As we discussed last week, users have a predictable tolerance for wait times through waiting for page loading and information seeking behaviors. The value you get when you calculate expected user tolerance can be useful by itself, but it would be better if you could actually predict the rough numbers of users who will fall off early and late in the wait/seek process.

It is reasonable to say that no two people have the same patience for waiting and searching. Some people will wait and search for an extraordinary amount of time while others get frustrated quickly and give up almost immediately. To expect that all of your users will hold out until the very last moment of the predicted 13, or so, seconds hardly reflects reality.

Instead, we can say that we have some maximum tolerance, L, which we can compute which the very last holdouts will actually wait for. Unfortunately, we also know that a majority of users, if they have to wait very long, won’t even see your site since they will fall off before the page finishes loading. This means that the bulk of the users which see your site will be something less than the number of users who actually attempted to load your site.

There were some really smart guys who lived about 100-200 years ago and did lots of math. The really neat thing is they did a lot of work that I don’t have to reproduce or prove since they were smarter, more patient and far more talented than I am. One of them was named Carl Friedrich Gauss, who some refer to as the Prince of Mathematics. He was really smart. Newton smart. Possibly smarter than Newton.

What does Gauss have to do with user experience?

Gauss is the guy who figured out how to evaluate (1/(2pi)^.5)e^(-1/2*x^2) when integrated from negative to positive infinity. Did I just see your eyes glaze over? It’s alright. That happens to me a lot.

What this really translates to is, Gauss figured out how to work with the statistical standard normal curve. This probably means a lot more to you, right? This function happens to be really useful in developing something meaningful regarding users and their falloff over time from initial click through to our tolerance, L.

I spent an entire weekend where I slept little and did math a lot. During that time, I developed a function, based on the standard normal curve which says something reasonably meaningful about users and how long they are willing to stay on your site and either a) search for what they need and b) not satisfice. I’ll give you the function without justification. Contact me if you want all the formalities, I have them in a folder, on the ready.

Our function looks something very much like the following:

u(t) = u_0^(1-(t/L)^2)

What this says is that the number of users still on your site, at time t, is equal to the initial users times some falloff function evaluated for t. The cool thing is, we already know everything that goes into this little gem when we are testing. We know how many users we started with and we know what L is. The really interesting bit is, when t>L, u(t) is less than one. This means that the probability we will have a user after we reach the maximum tolerance is exactly what we expect it to be.

Below is an estimation of what the graph would look like for your analysis:

This may not seem like much of a revelation. We all know that, as people run out of patience, they leave the site. What this does is it gives us something we can plug into our calculators and project some sort of quantified result. What this also means is, if you can produce results which fall beyond the bounds of this graph as you are testing, you know you are outperforming expected results.

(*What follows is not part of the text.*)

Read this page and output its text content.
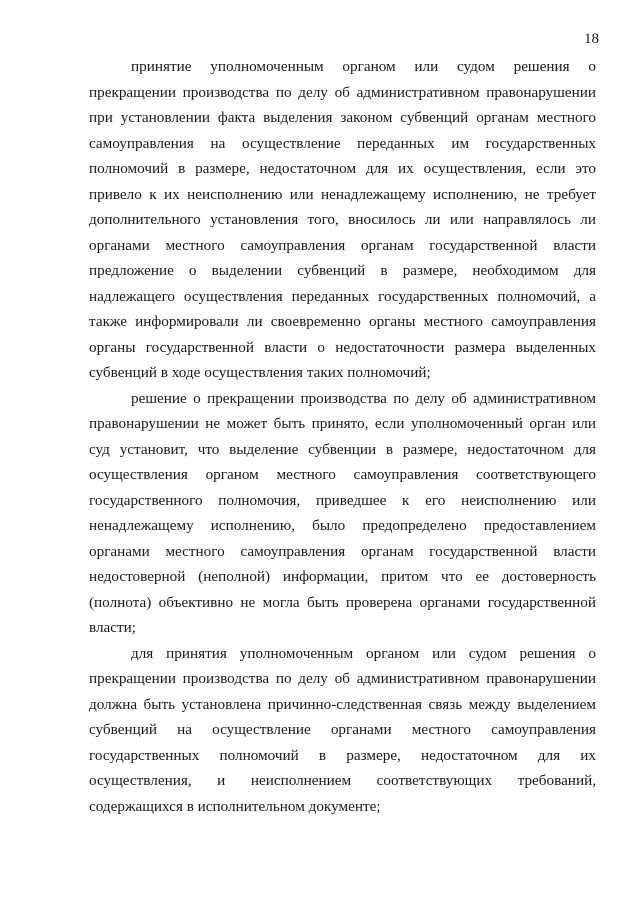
18

принятие уполномоченным органом или судом решения о прекращении производства по делу об административном правонарушении при установлении факта выделения законом субвенций органам местного самоуправления на осуществление переданных им государственных полномочий в размере, недостаточном для их осуществления, если это привело к их неисполнению или ненадлежащему исполнению, не требует дополнительного установления того, вносилось ли или направлялось ли органами местного самоуправления органам государственной власти предложение о выделении субвенций в размере, необходимом для надлежащего осуществления переданных государственных полномочий, а также информировали ли своевременно органы местного самоуправления органы государственной власти о недостаточности размера выделенных субвенций в ходе осуществления таких полномочий;

решение о прекращении производства по делу об административном правонарушении не может быть принято, если уполномоченный орган или суд установит, что выделение субвенции в размере, недостаточном для осуществления органом местного самоуправления соответствующего государственного полномочия, приведшее к его неисполнению или ненадлежащему исполнению, было предопределено предоставлением органами местного самоуправления органам государственной власти недостоверной (неполной) информации, притом что ее достоверность (полнота) объективно не могла быть проверена органами государственной власти;

для принятия уполномоченным органом или судом решения о прекращении производства по делу об административном правонарушении должна быть установлена причинно-следственная связь между выделением субвенций на осуществление органами местного самоуправления государственных полномочий в размере, недостаточном для их осуществления, и неисполнением соответствующих требований, содержащихся в исполнительном документе;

You can also use this to compare to the number of people who satisfice during testing.

Probably one of the most important things is comparing the number of users who remain on a site for an expected amount of time to the amount of time needed to produce a conversion. This offers a real, concrete means to offer up ROI on your efforts to encourage users to remain on your site.

The uses of this modest function are so numerous I can’t afford the space here to list them. I will offer up more insight into this function as well as other, related, functions which can be used for further prediction. I encourage you to sit and play with this. See how it compares with your test findings. Gauge how you are performing against the model. Improve and test again and, above all else, make the web a better place.